Es geht also darum, in den unterschiedlichen „Lebenswelten“ jeweils alle jene Einflussfaktoren, die negative Auswirkungen auf psychosoziale Gesundheit haben weitestgehend auszuschalten. Dazu gehören zum Beispiel Ausgrenzung und Isolation, Armut, geringe Bildung, schlechte Wohnbedingungen, Gewalt, Diskriminierung, Arbeitsstress oder Arbeitslosigkeit. Damit dies so effektiv wie möglich geschehen kann, müssen alle Politikfelder einbezogen werden.

Unterstützung, Versorgung und Rehabilitation
Manchmal gelingt es trotz aller Anstrengungen nicht, psychische Erkrankungen zu verhindern. Dann ist rasche und treffsichere Unterstützung für Betroffene und deren Angehörige erforderlich. Die ausreichende Verfügbarkeit niederschwelliger, bedarfsgerechter Angebote, die den Grundsätzen der Inklusion und der integrierten Versorgung Rechnung tragen, ist dabei essentiell. Wichtig ist aber nicht nur die Sicherstellung der Behandlung in Akutfällen. Es müssen auch Maßnahmen, die nach einer Erkrankung die Wiedereingliederung Betroffener in den Alltag und ins Berufsleben erleichtern, wie z.B. psychosoziale Rehabilitation, verfügbar sein. Um den bestmöglichen Erfolg zu gewährleisten, sollten Gesundheits- und Sozialsystem dabei gemeinsam vorgehen.
Total normal?
Psychosoziale Erkrankungen werden nach wie vor nicht als „normale“ Krankheit wie Grippe oder Blinddarmentzündung betrachtet – obwohl sie eigentlich jede oder jeden treffen können. Laut Robert Koch Institut erkrankt die Hälfte der EU-Bevölkerung im Verlauf des Lebens mindestens einmal an einer psychischen Störung. Dies ist jedoch mit einem starken gesellschaftlichen Stigma behaftet.
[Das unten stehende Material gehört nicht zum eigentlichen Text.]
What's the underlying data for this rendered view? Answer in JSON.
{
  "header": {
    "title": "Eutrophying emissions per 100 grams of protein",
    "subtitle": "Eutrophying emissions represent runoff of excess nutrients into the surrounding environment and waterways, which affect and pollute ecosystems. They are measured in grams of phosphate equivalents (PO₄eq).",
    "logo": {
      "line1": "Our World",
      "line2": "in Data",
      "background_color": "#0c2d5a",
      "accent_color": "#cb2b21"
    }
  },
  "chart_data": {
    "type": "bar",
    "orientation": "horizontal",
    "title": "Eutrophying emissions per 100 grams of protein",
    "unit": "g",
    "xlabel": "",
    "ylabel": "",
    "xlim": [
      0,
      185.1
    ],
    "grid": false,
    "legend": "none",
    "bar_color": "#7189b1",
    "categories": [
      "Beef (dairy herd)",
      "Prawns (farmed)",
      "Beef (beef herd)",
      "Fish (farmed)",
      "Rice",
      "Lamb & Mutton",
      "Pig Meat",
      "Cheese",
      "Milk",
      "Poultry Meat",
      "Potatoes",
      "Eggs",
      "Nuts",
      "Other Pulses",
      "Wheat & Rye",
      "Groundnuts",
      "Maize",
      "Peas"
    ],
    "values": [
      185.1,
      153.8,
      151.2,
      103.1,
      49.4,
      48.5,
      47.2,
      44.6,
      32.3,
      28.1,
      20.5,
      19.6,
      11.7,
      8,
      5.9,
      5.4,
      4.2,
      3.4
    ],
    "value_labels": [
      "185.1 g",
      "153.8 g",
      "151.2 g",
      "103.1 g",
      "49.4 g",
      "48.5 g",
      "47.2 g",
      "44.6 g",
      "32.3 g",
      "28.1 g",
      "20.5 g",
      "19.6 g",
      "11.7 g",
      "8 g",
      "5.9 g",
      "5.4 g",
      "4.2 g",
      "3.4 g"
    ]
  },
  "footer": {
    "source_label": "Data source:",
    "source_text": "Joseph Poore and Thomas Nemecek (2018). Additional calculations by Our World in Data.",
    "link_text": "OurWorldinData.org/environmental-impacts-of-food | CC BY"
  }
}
Dies betrifft aber nicht nur die Erkrankten selbst. Auch Angehörige und alle Berufsgruppen, die mit der Behandlung bzw. Betreuung psychisch kranker Personen befasst sind, bekommen Vorurteile und Ressentiments zu spüren.
Ziel muss es sein, ein gesellschaftliches Klima zu schaffen, in dem ein offener und selbstverständlicher Umgang mit allen Facetten von psychosozialer Gesundheit und Krankheit möglich ist. Es ist erforderlich, das Wissen und die Sensibilität in Bezug auf psychische Erkrankungen zu erhöhen, um eine möglichst umfassende Entstigmatisierung in allen Lebenswelten zu erreichen.
Von der Theorie zur Praxis
Um psychosoziale Gesundheit in der Praxis bei allen Bevölkerungsgruppen zu fördern wurde eine Arbeitsgruppe zu diesem Gesundheitsziel gegründet. Sie hat zahlreiche Maßnahmen zu Prävention und Entstigmatisierung sowie zur Sicherstellung bedarfsgerechter Unterstützungs-, Versorgungs- bzw. Rehabilitationsangebote erarbeitet. Ende 2017 hat die Arbeitsgruppe ihren Bericht veröffentlicht. Noch 2018 wird ein Update mit weiteren Maßnahmen folgen.
Zur Person
Andrea Fleischmann ist Juristin im Bereich Vertragspartner der Wiener Gebietskrankenkasse (ÖGK). Außerdem ist sie stellvertretende Leiterin der Arbeitsgruppe zum Gesundheitsziel Psychosoziale Gesundheit fördern.